Medyada 28 Şubat eğlimleri

Yalan olduğu besbelli. Ama Milliyet manşetine çekmiş. Demek ki artık eskisi gibi irtica haberleri yapamadıklarından olacak durumu böyle idare etmeyi düşünüyorlar.

 Haber şehirlerarası yolcu otobüslerinde verildiği belirtilen namaz molalarının zorunlu hale geldiği, bunun da yolcuları rahatsız ettiğini söylüyor. Eğer şoför namaz molası vermezse mola isteyenler şoförü “dinsizlik”le suçluyorlarmış. Bu da şoförün moralini bozduğu için kaza yapma riski artıyormuş! Yalan...

Kuyruklu yalan hem de. Hem de namaz molası isteyenler otobüsleri cami önlerine çektiriyorlarmış. Yalanın batsın, yuh be. Otobüs yarım saat cami önünde namaz kılanları beklemiş. Bundan da öbür yolcular müthiş derecede rahatsız olmuşlar! Milliyet gazetesinin dünkü manşeti bu içerikte. Haberi manşete uygun görenler müthiş bir sosyal yaraya parmak basmışlar! Aferim onlara.

Milliyet’i yapanlara gazetecilik dersi vermek gibi bir niyetim yok. Ancak bu kadar basit ve yalan olduğu açıkça belli olan bir haberin manşet yapılması pek de iyi niyetli olmadıklarını gösteriyor! AK Parti’nin çoğunluk iktidarı, her iki seçmenden birinin oyunu alarak iktidar olmasının doğal sonucu bu işte demeye getiriyorlar. Ulusoy Genel Müdürü Mustafa Yıldırım “Günde beş vakit namaz için durulması büyük olay” demiş.

Vayy... Demek ki Ulusoy Otobüs firması ile seyahat edenler beş namaz vaktinin beşinde de otobüs şoföründen namaz molası itiyorlar! Namaz kılanlar seyahatlerini mümkün olduğu kadar namaz vakitleri dışında yapmaya çalışırlar. Eğer yol 10 saati aşan bir süre alıyorsa bu süre içerisinde belki bir defa namaz vakti için durulabilir. Zaten otobüs firmaları 10 saatlik bir yolda normal mola veriyorlar. Namaz kılanlar da bu mola sırasında namazlarını kılarlar.
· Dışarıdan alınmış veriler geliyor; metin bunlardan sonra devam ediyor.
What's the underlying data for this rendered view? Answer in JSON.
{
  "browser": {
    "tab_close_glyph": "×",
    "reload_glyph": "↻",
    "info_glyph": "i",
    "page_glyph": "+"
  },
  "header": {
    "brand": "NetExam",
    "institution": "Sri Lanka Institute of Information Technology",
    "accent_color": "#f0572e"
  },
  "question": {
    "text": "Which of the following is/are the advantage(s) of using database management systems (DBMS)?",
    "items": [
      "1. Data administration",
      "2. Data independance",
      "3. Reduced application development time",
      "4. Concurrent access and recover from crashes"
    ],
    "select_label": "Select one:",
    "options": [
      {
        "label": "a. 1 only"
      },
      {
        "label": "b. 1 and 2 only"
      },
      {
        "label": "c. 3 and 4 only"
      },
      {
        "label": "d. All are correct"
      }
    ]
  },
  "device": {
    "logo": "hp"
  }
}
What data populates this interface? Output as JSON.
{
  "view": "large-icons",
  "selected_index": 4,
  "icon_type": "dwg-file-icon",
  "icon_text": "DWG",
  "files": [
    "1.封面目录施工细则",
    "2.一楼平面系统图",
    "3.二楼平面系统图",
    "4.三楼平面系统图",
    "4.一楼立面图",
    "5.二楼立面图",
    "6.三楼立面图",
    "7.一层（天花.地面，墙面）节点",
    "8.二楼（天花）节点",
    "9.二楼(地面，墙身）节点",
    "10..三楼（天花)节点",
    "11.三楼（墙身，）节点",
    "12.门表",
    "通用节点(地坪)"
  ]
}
Bunun dışındaki durumlar çok az görülen arizi durumlar olabilir. Bunu büyütmenin ne otobüs firmalarına ne de yolculara yararı olabilir.

Dün Haşmet Babaoğlu da Hürriyet Gazetesi’ne “Yağmur Duası ile ne alıp veremediğiniz var” diye soruyordu. Birkaç gün önce Yalçın Doğan Ankara’da bir restoranın üst katında bir mescit açılmasını, bu yüzden lokantada içki servisi yapılmamasını eleştiriyordu.

Haşmet Babaoğlu yine Yalçın Doğan’ın Hürriyet’in eklerinde yayınlanan bir yazısından şöyle bir alıntı yapmış ve Yalçın Doğan’a adeta “yuh yani” deyip, medyada yıllarca üst düzey görevler yapmış, düşüncelerini istediği gibi kamuoyuna sunabilme imkanına sahip kişilerin çok hayati konularda ucuz klişeleri pişirip pişirip önümüze koyduğunda umutsuzluğa kapıldığını söylüyordu: Yazan Yalçın Doğan’dı. “”Global ısınmayı yağmur duasıyla çözemeyiz” diye yazmış. Sonra da duanın bu işe yaramayacağını... Bu tip adamlar bir de kendilerine “dinsiz” denildiği zaman kızıyorlar!

Vatan yazarı Ruhat Mengi’ye göre de artık “Kayseri de kız öğrenciler okumak istemiyormuş”. Sebebi kız öğrencilerin Kayserililerin tavırlarından duydukları rahatsızlıkmış. Güya korkuyorlarmış, kısa kollu gömlek giyemiyorlarmış ve kulağa 3 adet küpe takamıyorlarmış. Görüyorsunuz, birileri artık aczemendi, Fadime, Kalkancı gibi haberlerle kotarılan 28 Şubat Süreci’nin yeni bir başlangıcını bu tip yazı ve haberlerle kotarma amaçlarını ele veriyorlar!

Toplumdaki küçük bazı arizi durumları genelleştirip manşete çekmek yeni Türkiye’de artık işe yaramaz. Size yeni Kalkancılar ve Aczemendiler lazım. Ki onların son kullanma süresi doldu.